Lying on his side on his bedroom floor he returned to the world of the living with a splitting headache.  He got up slowly, one hand on his head, a kind of mental placebo, doing nothing to soothe him, and made his way to the bathroom.  He was thirsty as well.  His throat ached.  After six glasses of water his thirst was satisfied, at least for the moment, and his headache had dulled.
He rested his chin in his hand and felt stubble.  How long had he been asleep?  Then he remembered the orb.  His eyes darted to the center of the room…empty.  The orb had gone without a trace.
And part of him had gone with it.  After experiencing the orb he felt hollow…he sat for a few minutes…maybe a few hours, then got up.
He looked at his phone: 13 messages.  He pressed erase.  He went to the kitchen and made a sandwich.  He took a bite and threw it away.  He wasn’t sure what he had put on it.  He wasn’t hungry.
The mail had piled up under the door.  A few days’ worth was there.  He picked all of it up and dropped it in the trash on top of the sandwich.

He slept and dreamed of the orb.  He dreamed of himself, swimming through a sea of confusion, trying to reach the orb, never making it.

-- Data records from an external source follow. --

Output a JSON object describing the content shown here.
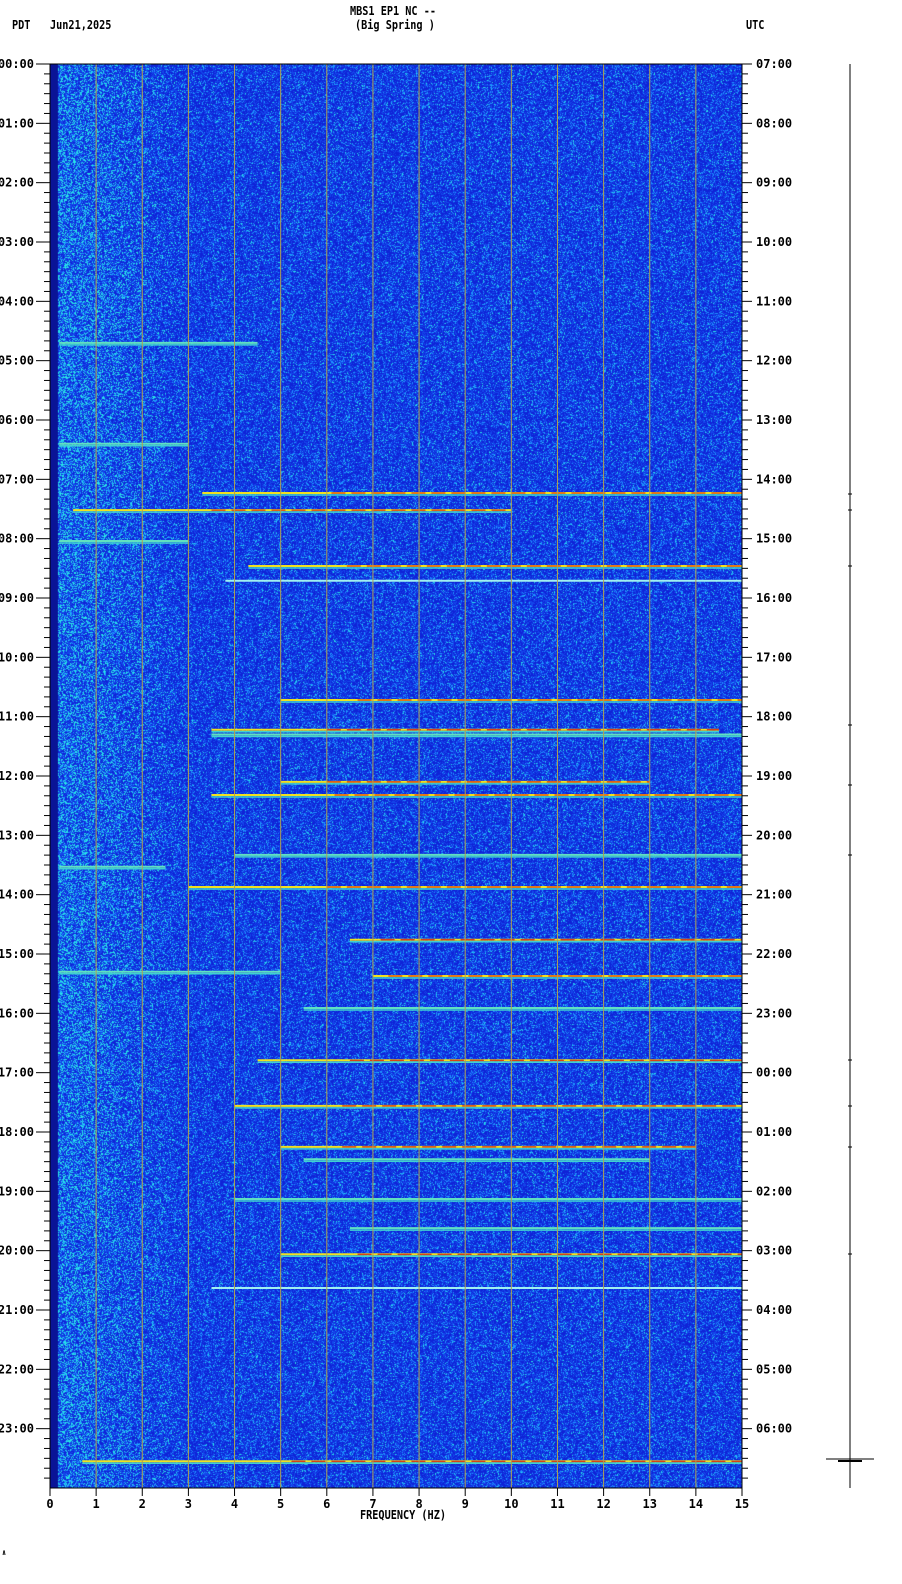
{
  "header": {
    "station": "MBS1 EP1 NC --",
    "location": "(Big Spring )",
    "left_tz": "PDT",
    "date": "Jun21,2025",
    "right_tz": "UTC"
  },
  "footer_mark": "∧",
  "chart_data": {
    "type": "heatmap",
    "title": "MBS1 EP1 NC -- (Big Spring )",
    "xlabel": "FREQUENCY (HZ)",
    "xlim": [
      0,
      15
    ],
    "x_ticks": [
      "0",
      "1",
      "2",
      "3",
      "4",
      "5",
      "6",
      "7",
      "8",
      "9",
      "10",
      "11",
      "12",
      "13",
      "14",
      "15"
    ],
    "ylim_hours": [
      0,
      24
    ],
    "y_left_ticks": [
      "00:00",
      "01:00",
      "02:00",
      "03:00",
      "04:00",
      "05:00",
      "06:00",
      "07:00",
      "08:00",
      "09:00",
      "10:00",
      "11:00",
      "12:00",
      "13:00",
      "14:00",
      "15:00",
      "16:00",
      "17:00",
      "18:00",
      "19:00",
      "20:00",
      "21:00",
      "22:00",
      "23:00"
    ],
    "y_right_ticks": [
      "07:00",
      "08:00",
      "09:00",
      "10:00",
      "11:00",
      "12:00",
      "13:00",
      "14:00",
      "15:00",
      "16:00",
      "17:00",
      "18:00",
      "19:00",
      "20:00",
      "21:00",
      "22:00",
      "23:00",
      "00:00",
      "01:00",
      "02:00",
      "03:00",
      "04:00",
      "05:00",
      "06:00"
    ],
    "colors": {
      "background": "#0a2adf",
      "noise": "#1f7fff",
      "event_hot": "#d01010",
      "event_warm": "#f0e020",
      "grid": "#b0a050"
    },
    "events": [
      {
        "hour": 4.7,
        "fmin": 0.2,
        "fmax": 4.5,
        "level": "med"
      },
      {
        "hour": 6.4,
        "fmin": 0.2,
        "fmax": 3.0,
        "level": "med"
      },
      {
        "hour": 7.23,
        "fmin": 3.3,
        "fmax": 15,
        "level": "high"
      },
      {
        "hour": 7.52,
        "fmin": 0.5,
        "fmax": 10,
        "level": "high"
      },
      {
        "hour": 8.04,
        "fmin": 0.2,
        "fmax": 3.0,
        "level": "med"
      },
      {
        "hour": 8.46,
        "fmin": 4.3,
        "fmax": 15,
        "level": "high"
      },
      {
        "hour": 8.71,
        "fmin": 3.8,
        "fmax": 15,
        "level": "low"
      },
      {
        "hour": 10.72,
        "fmin": 5,
        "fmax": 15,
        "level": "high"
      },
      {
        "hour": 11.22,
        "fmin": 3.5,
        "fmax": 14.5,
        "level": "high"
      },
      {
        "hour": 11.3,
        "fmin": 3.5,
        "fmax": 15,
        "level": "med"
      },
      {
        "hour": 12.1,
        "fmin": 5,
        "fmax": 13,
        "level": "high"
      },
      {
        "hour": 12.32,
        "fmin": 3.5,
        "fmax": 15,
        "level": "high"
      },
      {
        "hour": 13.33,
        "fmin": 4,
        "fmax": 15,
        "level": "med"
      },
      {
        "hour": 13.53,
        "fmin": 0.2,
        "fmax": 2.5,
        "level": "med"
      },
      {
        "hour": 13.87,
        "fmin": 3,
        "fmax": 15,
        "level": "high"
      },
      {
        "hour": 14.76,
        "fmin": 6.5,
        "fmax": 15,
        "level": "high"
      },
      {
        "hour": 15.3,
        "fmin": 0.2,
        "fmax": 5,
        "level": "med"
      },
      {
        "hour": 15.37,
        "fmin": 7,
        "fmax": 15,
        "level": "high"
      },
      {
        "hour": 15.91,
        "fmin": 5.5,
        "fmax": 15,
        "level": "med"
      },
      {
        "hour": 16.79,
        "fmin": 4.5,
        "fmax": 15,
        "level": "high"
      },
      {
        "hour": 17.56,
        "fmin": 4,
        "fmax": 15,
        "level": "high"
      },
      {
        "hour": 18.25,
        "fmin": 5,
        "fmax": 14,
        "level": "high"
      },
      {
        "hour": 18.46,
        "fmin": 5.5,
        "fmax": 13,
        "level": "med"
      },
      {
        "hour": 19.13,
        "fmin": 4,
        "fmax": 15,
        "level": "med"
      },
      {
        "hour": 19.62,
        "fmin": 6.5,
        "fmax": 15,
        "level": "med"
      },
      {
        "hour": 20.06,
        "fmin": 5,
        "fmax": 15,
        "level": "high"
      },
      {
        "hour": 20.63,
        "fmin": 3.5,
        "fmax": 15,
        "level": "low"
      },
      {
        "hour": 23.55,
        "fmin": 0.7,
        "fmax": 15,
        "level": "high"
      }
    ]
  }
}
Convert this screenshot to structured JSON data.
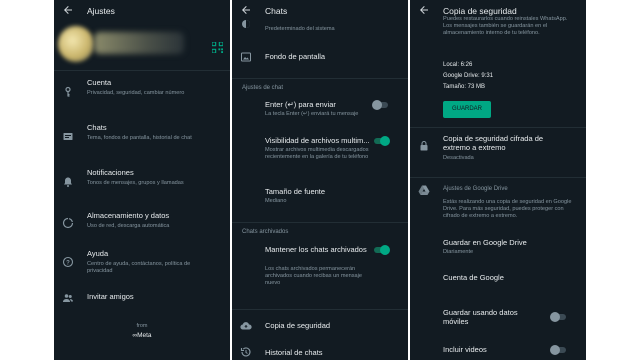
{
  "screen1": {
    "title": "Ajustes",
    "items": [
      {
        "label": "Cuenta",
        "sub": "Privacidad, seguridad, cambiar número",
        "icon": "key-icon"
      },
      {
        "label": "Chats",
        "sub": "Tema, fondos de pantalla, historial de chat",
        "icon": "chat-icon"
      },
      {
        "label": "Notificaciones",
        "sub": "Tonos de mensajes, grupos y llamadas",
        "icon": "bell-icon"
      },
      {
        "label": "Almacenamiento y datos",
        "sub": "Uso de red, descarga automática",
        "icon": "data-usage-icon"
      },
      {
        "label": "Ayuda",
        "sub": "Centro de ayuda, contáctanos, política de privacidad",
        "icon": "help-icon"
      },
      {
        "label": "Invitar amigos",
        "sub": "",
        "icon": "people-icon"
      }
    ],
    "footer_from": "from",
    "footer_brand": "∞Meta"
  },
  "screen2": {
    "title": "Chats",
    "top_partial_text": "Predeterminado del sistema",
    "wallpaper": "Fondo de pantalla",
    "section_chat": "Ajustes de chat",
    "enter_label": "Enter (↵) para enviar",
    "enter_sub": "La tecla Enter (↵) enviará tu mensaje",
    "media_label": "Visibilidad de archivos multim...",
    "media_sub": "Mostrar archivos multimedia descargados recientemente en la galería de tu teléfono",
    "font_label": "Tamaño de fuente",
    "font_sub": "Mediano",
    "section_archived": "Chats archivados",
    "archived_label": "Mantener los chats archivados",
    "archived_sub": "Los chats archivados permanecerán archivados cuando recibas un mensaje nuevo",
    "backup_label": "Copia de seguridad",
    "history_label": "Historial de chats"
  },
  "screen3": {
    "title": "Copia de seguridad",
    "intro_text": "Puedes restaurarlos cuando reinstales WhatsApp. Los mensajes también se guardarán en el almacenamiento interno de tu teléfono.",
    "local": "Local: 6:26",
    "gdrive": "Google Drive: 9:31",
    "size": "Tamaño: 73 MB",
    "save_button": "GUARDAR",
    "e2e_label": "Copia de seguridad cifrada de extremo a extremo",
    "e2e_sub": "Desactivada",
    "gd_section": "Ajustes de Google Drive",
    "gd_desc": "Estás realizando una copia de seguridad en Google Drive. Para más seguridad, puedes proteger con cifrado de extremo a extremo.",
    "save_gd_label": "Guardar en Google Drive",
    "save_gd_sub": "Diariamente",
    "account_label": "Cuenta de Google",
    "mobile_label": "Guardar usando datos móviles",
    "videos_label": "Incluir videos"
  },
  "colors": {
    "background": "#121b22",
    "accent": "#00a884",
    "text_primary": "#e9edef",
    "text_secondary": "#8696a0"
  }
}
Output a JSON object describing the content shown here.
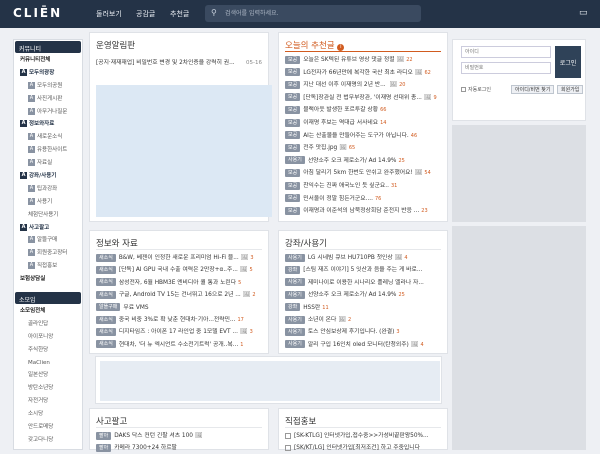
{
  "header": {
    "logo": "CLIĒN",
    "nav": [
      "둘러보기",
      "공감글",
      "추천글"
    ],
    "search_placeholder": "검색어를 입력하세요."
  },
  "sidebar": {
    "community_header": "커뮤니티",
    "community_items": [
      {
        "label": "커뮤니티전체",
        "style": "bold"
      },
      {
        "label": "모두의광장",
        "style": "cat",
        "icon": "A"
      },
      {
        "label": "모두의공원",
        "style": "sub",
        "icon": "A"
      },
      {
        "label": "사진게시판",
        "style": "sub",
        "icon": "A"
      },
      {
        "label": "아무거나질문",
        "style": "sub",
        "icon": "A"
      },
      {
        "label": "정보와자료",
        "style": "cat",
        "icon": "A"
      },
      {
        "label": "새로운소식",
        "style": "sub",
        "icon": "A"
      },
      {
        "label": "유용한사이트",
        "style": "sub",
        "icon": "A"
      },
      {
        "label": "자료실",
        "style": "sub",
        "icon": "A"
      },
      {
        "label": "강좌/사용기",
        "style": "cat",
        "icon": "A"
      },
      {
        "label": "팁과강좌",
        "style": "sub",
        "icon": "A"
      },
      {
        "label": "사용기",
        "style": "sub",
        "icon": "A"
      },
      {
        "label": "체험단사용기",
        "style": "subsub"
      },
      {
        "label": "사고팔고",
        "style": "cat",
        "icon": "A"
      },
      {
        "label": "알뜰구매",
        "style": "sub",
        "icon": "A"
      },
      {
        "label": "회원중고장터",
        "style": "sub",
        "icon": "A"
      },
      {
        "label": "직접홍보",
        "style": "sub",
        "icon": "A"
      },
      {
        "label": "보험상담실",
        "style": "bold"
      }
    ],
    "somoim_header": "소모임",
    "somoim_items": [
      {
        "label": "소모임전체",
        "style": "bold"
      },
      {
        "label": "골라인답",
        "style": "subsub"
      },
      {
        "label": "아이포니앙",
        "style": "subsub"
      },
      {
        "label": "주식한당",
        "style": "subsub"
      },
      {
        "label": "MaClien",
        "style": "subsub"
      },
      {
        "label": "일본산당",
        "style": "subsub"
      },
      {
        "label": "방탄소년당",
        "style": "subsub"
      },
      {
        "label": "자전거당",
        "style": "subsub"
      },
      {
        "label": "소시당",
        "style": "subsub"
      },
      {
        "label": "안드로메당",
        "style": "subsub"
      },
      {
        "label": "갖고다니당",
        "style": "subsub"
      }
    ]
  },
  "notice": {
    "title": "운영알림판",
    "items": [
      {
        "text": "[공지·재재재업] 비밀번호 변경 및 2차인증을 강력히 권...",
        "date": "05-16"
      }
    ]
  },
  "recommend": {
    "title": "오늘의 추천글",
    "info_icon": "i",
    "items": [
      {
        "tag": "모공",
        "text": "오늘은 SK텍된 유튜브 영상 댓글 정렬",
        "img": "🖼",
        "count": "22"
      },
      {
        "tag": "모공",
        "text": "LG전자가 66년만에 복각한 국산 최초 라디오",
        "img": "🖼",
        "count": "62"
      },
      {
        "tag": "모공",
        "text": "지난 대선 이후 이재명의 2년 반... ",
        "img": "🖼",
        "count": "20"
      },
      {
        "tag": "모공",
        "text": "[단독]장관실 전 법무부장관, '이재명 선대위 총...",
        "img": "🖼",
        "count": "9"
      },
      {
        "tag": "모공",
        "text": "블랙아웃 발생한 포르투갈 상황",
        "img": "",
        "count": "66"
      },
      {
        "tag": "모공",
        "text": "이재명 후보는 역대급 서사네요",
        "img": "",
        "count": "14"
      },
      {
        "tag": "모공",
        "text": "AI는 산출물을 만들어주는 도구가 아닙니다.",
        "img": "",
        "count": "46"
      },
      {
        "tag": "모공",
        "text": "전주 맛집.jpg",
        "img": "🖼",
        "count": "65"
      },
      {
        "tag": "사용기",
        "text": "선양소주 오크 제로소가/ Ad 14.9%",
        "img": "",
        "count": "25"
      },
      {
        "tag": "모공",
        "text": "아침 달리기 5km 한번도 안쉬고 완주했어요!",
        "img": "🖼",
        "count": "54"
      },
      {
        "tag": "모공",
        "text": "찬익수는 진짜 애국노인 듯 싶군요..",
        "img": "",
        "count": "31"
      },
      {
        "tag": "모공",
        "text": "민서울이 정말 힘든거군요....",
        "img": "",
        "count": "76"
      },
      {
        "tag": "모공",
        "text": "이재명과 이준석의 남북정상회담 준전지 반응 ...",
        "img": "",
        "count": "23"
      }
    ]
  },
  "info": {
    "title": "정보와 자료",
    "items": [
      {
        "tag": "새소식",
        "text": "B&W, 베젠이 인정한 새로운 프리미엄 Hi-Fi 블...",
        "img": "🖼",
        "count": "3"
      },
      {
        "tag": "새소식",
        "text": "[단독] AI GPU 국내 수출 여력은 2만장+α..주...",
        "img": "🖼",
        "count": "5"
      },
      {
        "tag": "새소식",
        "text": "삼성전자, 6월 HBM3E 엔비디아 퀄 통과 노린다",
        "img": "",
        "count": "5"
      },
      {
        "tag": "새소식",
        "text": "구글, Android TV 15는 건너뛰고 16으로 2년 ...",
        "img": "🖼",
        "count": "2"
      },
      {
        "tag": "알뜰구매",
        "text": "무료 VMS",
        "img": "",
        "count": ""
      },
      {
        "tag": "새소식",
        "text": "중국 비중 3%로 확 낮춘 현대차·기아...전략민...",
        "img": "",
        "count": "17"
      },
      {
        "tag": "새소식",
        "text": "디지타임즈 : 아이폰 17 라인업 중 1모델 EVT ...",
        "img": "🖼",
        "count": "3"
      },
      {
        "tag": "새소식",
        "text": "현대차, '더 뉴 엑시언트 수소전기트럭' 공개..복...",
        "img": "",
        "count": "1"
      }
    ]
  },
  "lecture": {
    "title": "강좌/사용기",
    "items": [
      {
        "tag": "사용기",
        "text": "LG 시네빔 큐브 HU710PB 첫인상",
        "img": "🖼",
        "count": "4"
      },
      {
        "tag": "강좌",
        "text": "[스팀 재즈 이야기] 5 잇산과 음을 주는 게 바로...",
        "img": "",
        "count": ""
      },
      {
        "tag": "사용기",
        "text": "제미나이로 이용한 시나리오 플레닝 엘라나 자...",
        "img": "",
        "count": ""
      },
      {
        "tag": "사용기",
        "text": "선양소주 오크 제로소가/ Ad 14.9%",
        "img": "",
        "count": "25"
      },
      {
        "tag": "강좌",
        "text": "HSS란",
        "img": "",
        "count": "11"
      },
      {
        "tag": "사용기",
        "text": "소년이 온다",
        "img": "🖼",
        "count": "2"
      },
      {
        "tag": "사용기",
        "text": "토스 안심보상제 후기입니다. (완결)",
        "img": "",
        "count": "3"
      },
      {
        "tag": "사용기",
        "text": "알리 구입 16인치 oled 모니터(탄청외주)",
        "img": "🖼",
        "count": "4"
      }
    ]
  },
  "sell": {
    "title": "사고팔고",
    "items": [
      {
        "tag": "팔아",
        "text": "DAKS 닥스 컨턴 긴팔 셔츠 100",
        "img": "🖼",
        "count": ""
      },
      {
        "tag": "팔아",
        "text": "카메라 7300+24 하르팔"
      }
    ]
  },
  "promo": {
    "title": "직접홍보",
    "items": [
      {
        "text": "[SK-KTLG] 인터넷가입,접수중>>가성비끝판왕50%..."
      },
      {
        "text": "[SK/KT/LG] 인터넷가입[최저조건] 하고 주중입니다"
      }
    ]
  },
  "login": {
    "id_placeholder": "아이디",
    "pw_placeholder": "비밀번호",
    "login_button": "로그인",
    "auto_login": "자동로그인",
    "find_button": "아이디/비번 찾기",
    "join_button": "회원가입"
  },
  "colors": {
    "navy": "#243347",
    "accent": "#d15b1f",
    "tag": "#8993a2"
  }
}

In the morning he went to work.  He wasn’t sure how many days he had been away.  Away from reality, in the world of the orb.  It didn’t matter.
At work he thought about the orb.  The orb was perfection.  All those Buddhists, all those Hinduists trying to attain enlightenment, striving to reach nirvana, they couldn’t even fathom the orb.  The orb would be like some kind of drug to them.
But to him it wasn’t some profound, transcendental experience; it wasn’t enlightenment.  When he was inside the orb, he just was.  And that was enough.
He went to work every morning, sat down in his cubicle.  He knew he could never begin to tell anyone about the orb.  He wanted to so badly though; he wanted to tell everyone he met that there was something so much better, there was so much more than…this.  But he could not; it would be impossible to try to share the experience with anyone.  So he kept it to himself.  But everyday he had to fight the urge to stand up in his cube and shout at his coworkers, “What are all of you doing here, wasting your lives?  Is this really all there is?”
One day they handed him a status report that he had turned in the week before.  It looked like this.
















He laughed at it.  They asked him not to come back the next day.